Des conditions de crédit de plus en plus contraintes

12 mai 2022

Des conditions de crédit de plus en plus contraintes

Les taux de crédit immobilier ont poursuivi leur mouvement haussier, au gré de nombreux réajustements
intervenus tout au long du mois d’avril et début mai.

On peut ainsi chiffrer l’amplitude des mouvements à un relèvement de 15 à 40 points de base au titre du mois de mai par les banques partenaires d’Emprunt- direct.com par rapport aux grilles communiquées début avril. Après un nombre important de communications au cours du mois d’avril, on notera, chez certains établissements, l’absence de transmission de barèmes sur cette première quinzaine.
Les institutions financières ont ainsi répercuté en partie les augmentations de taux observées sur les marchés obligataires depuis quelques semaines, sans toutefois relever les barèmes de façon tout à fait symétrique depuis la fin avril.
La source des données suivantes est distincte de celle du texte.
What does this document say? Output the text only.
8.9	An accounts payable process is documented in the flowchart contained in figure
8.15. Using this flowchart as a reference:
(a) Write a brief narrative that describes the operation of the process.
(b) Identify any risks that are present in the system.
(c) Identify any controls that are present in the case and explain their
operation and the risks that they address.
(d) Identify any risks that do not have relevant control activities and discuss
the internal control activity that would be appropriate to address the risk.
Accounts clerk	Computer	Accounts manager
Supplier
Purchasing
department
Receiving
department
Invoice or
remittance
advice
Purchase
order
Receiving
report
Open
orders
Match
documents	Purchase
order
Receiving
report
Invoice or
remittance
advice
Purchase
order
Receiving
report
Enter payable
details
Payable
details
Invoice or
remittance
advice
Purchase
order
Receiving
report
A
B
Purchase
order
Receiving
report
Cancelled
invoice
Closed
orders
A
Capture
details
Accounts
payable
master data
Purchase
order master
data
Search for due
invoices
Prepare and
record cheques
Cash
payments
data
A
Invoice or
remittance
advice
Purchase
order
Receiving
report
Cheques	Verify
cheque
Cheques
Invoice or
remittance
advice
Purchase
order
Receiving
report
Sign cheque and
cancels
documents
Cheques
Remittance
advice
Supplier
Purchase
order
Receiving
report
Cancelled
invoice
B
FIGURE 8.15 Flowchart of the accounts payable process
On notera ainsi que le rendement de l’OAT 10 ans s’établissait début mars à 0,35%, alors même qu’il a touché il y a quelques jours les 1,65%. Ce mouvement de 130 points de base, qui s’explique par les anticipations des évolutions de politique monétaire des banques centrales en zone euro et aux Etats-Unis, a obligé à une adaptation rapide des conditions de crédit par les établissements. Néanmoins, cette répercussion ne peut être que partielle.

Baromètre national – Mai 2022

« Les conditions macroéconomiques marquées par de fortes tensions inflationnistes ont nettement poussé à la hausse les rendements obligataires, lesquels ont entraîné dans leur sillage les taux des crédits à l’habitat. Si les banques ont nettement réajusté au cours du mois de mars et au début du mois d’avril leurs grilles de crédit immobilier, les banques ont été contraintes de modérer leurs relèvements en mai », indique Alban Lacondemine, président fondateur d’Emprunt Direct.
« Nombre d’établissements font preuve d’une sélectivité inédite, dans un contexte marqué par un écart de plus en plus restreint entre le taux d’usure et le taux d’intérêt appliqué aux accédants. Les conditions de financement sont rendues plus difficiles pour un certain nombre de dossiers portés par des primo- accédants ou même par des ménages issus de la classe moyenne. La récente remontée des grilles est donc de nature à tarir un peu plus le nombre de ménages finançables. Les banques sont ainsi plus que jamais sourcilleuses quant à la qualité du dossier, et multiplient les refus de prêt, qu’elles motivent par l’impact de divers facteurs, dont la hausse des coûts de l’énergie et des matériaux sur le budget des ménages. En outre, certaines banques, dans ce contexte de remontée particulièrement importante des taux et d’immobilisme des taux d’usure, décident de suspendre stricto sensu la prise en charge lde nouveaux dossiers, un fait relativement rare en période de temps fort habitat. Au final, ces divers éléments auront, sans nul doute, un impact négatif sur la demande et la production de crédit », note Alban Lacondemine.